If, for example, I wrote, “Sharknado 2 is my favorite movie,” an algorithm would most likely take that statement at face value. It would find the word “favorite” to be highly correlated with positive sentiment. Along with some simple parsing, it might then reasonably infer that I was making a positive statement about an entity of type “movie” named “Sharknado 2.”
Yet, if I were indeed to write “Sharknado 2 is my favorite movie,” you, a human reader, might think I meant the opposite. Perhaps I mean “Sharknado 2 is a terrible movie,” or, more generously, “Sharknado 2 is my favorite movie only insofar as it is so terrible that it’s enjoyably bad.”
This broader meaning is not indicated anywhere in the text, yet a human might infer it from the mere fact that…why would Sharknado 2 be my favorite movie?
There was nothing deeply humorous in that toy example, but perhaps you can see the root of the problem.

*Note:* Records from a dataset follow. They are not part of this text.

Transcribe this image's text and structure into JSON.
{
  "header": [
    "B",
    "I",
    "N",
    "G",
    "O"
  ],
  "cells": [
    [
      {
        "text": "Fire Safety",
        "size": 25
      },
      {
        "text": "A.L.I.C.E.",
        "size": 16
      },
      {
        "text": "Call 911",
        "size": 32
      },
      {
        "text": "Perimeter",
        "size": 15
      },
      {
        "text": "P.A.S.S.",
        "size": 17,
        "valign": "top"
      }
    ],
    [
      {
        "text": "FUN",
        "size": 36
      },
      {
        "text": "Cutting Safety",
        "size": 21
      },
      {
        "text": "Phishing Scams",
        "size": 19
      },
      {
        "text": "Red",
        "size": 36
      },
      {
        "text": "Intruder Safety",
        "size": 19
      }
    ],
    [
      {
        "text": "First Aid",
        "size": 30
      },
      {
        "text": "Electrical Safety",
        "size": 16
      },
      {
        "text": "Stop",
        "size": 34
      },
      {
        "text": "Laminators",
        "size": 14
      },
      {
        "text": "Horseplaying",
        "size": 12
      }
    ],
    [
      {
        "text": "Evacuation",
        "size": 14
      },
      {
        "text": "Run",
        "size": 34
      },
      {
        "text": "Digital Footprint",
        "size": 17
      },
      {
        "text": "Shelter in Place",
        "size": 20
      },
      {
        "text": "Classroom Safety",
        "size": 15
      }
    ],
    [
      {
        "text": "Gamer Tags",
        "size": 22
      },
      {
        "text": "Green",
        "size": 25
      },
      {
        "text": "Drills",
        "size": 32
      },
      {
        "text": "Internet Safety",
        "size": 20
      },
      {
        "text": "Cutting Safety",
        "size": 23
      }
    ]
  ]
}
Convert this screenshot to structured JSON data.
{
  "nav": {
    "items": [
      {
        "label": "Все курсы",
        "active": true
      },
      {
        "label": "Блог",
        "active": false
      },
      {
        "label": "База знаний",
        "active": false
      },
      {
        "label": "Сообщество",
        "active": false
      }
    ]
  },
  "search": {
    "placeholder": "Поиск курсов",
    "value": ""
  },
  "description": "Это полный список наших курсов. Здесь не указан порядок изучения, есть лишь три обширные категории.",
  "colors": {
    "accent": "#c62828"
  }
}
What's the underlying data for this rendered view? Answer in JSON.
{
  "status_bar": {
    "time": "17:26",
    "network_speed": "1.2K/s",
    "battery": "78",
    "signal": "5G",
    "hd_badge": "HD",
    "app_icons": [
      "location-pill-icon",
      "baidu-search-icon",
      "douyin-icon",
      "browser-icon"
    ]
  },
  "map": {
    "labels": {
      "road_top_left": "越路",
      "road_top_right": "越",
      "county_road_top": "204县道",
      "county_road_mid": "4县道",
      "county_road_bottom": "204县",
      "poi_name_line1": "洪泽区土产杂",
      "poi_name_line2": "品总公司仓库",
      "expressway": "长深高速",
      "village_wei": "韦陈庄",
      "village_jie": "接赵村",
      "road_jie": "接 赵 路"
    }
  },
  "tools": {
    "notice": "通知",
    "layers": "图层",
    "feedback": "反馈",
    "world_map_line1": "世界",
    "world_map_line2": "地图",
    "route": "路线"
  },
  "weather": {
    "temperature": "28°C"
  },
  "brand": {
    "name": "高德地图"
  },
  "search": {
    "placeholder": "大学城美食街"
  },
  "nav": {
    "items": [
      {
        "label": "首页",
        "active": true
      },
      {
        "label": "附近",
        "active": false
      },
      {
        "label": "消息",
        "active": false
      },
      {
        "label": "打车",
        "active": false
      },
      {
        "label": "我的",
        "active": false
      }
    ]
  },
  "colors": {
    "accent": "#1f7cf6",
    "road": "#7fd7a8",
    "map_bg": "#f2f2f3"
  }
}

Definitionally, irony means expressing meaning “using language that normally signifies the opposite,” making it a linguistic maneuver which is fundamentally difficult to operationalize. A priori, how can you tell when I’m being serious and when I’m being ironic?
Humans are reasonably good at this task – though, suffering from resting snark voice myself, I do often feel the need to clarify when I’m not being ironic.
Algorithms, on the other hand, perform poorly on this task. They just can’t tell the difference.
This is an active area of natural language processing research, and progress is being made. Yet it seems a shame for computers to be missing out on so much humor.
I feel strongly that, should the robot uprising come, I’d like our new overlords to appreciate humor.
Something would be lost in a world without sarcasm.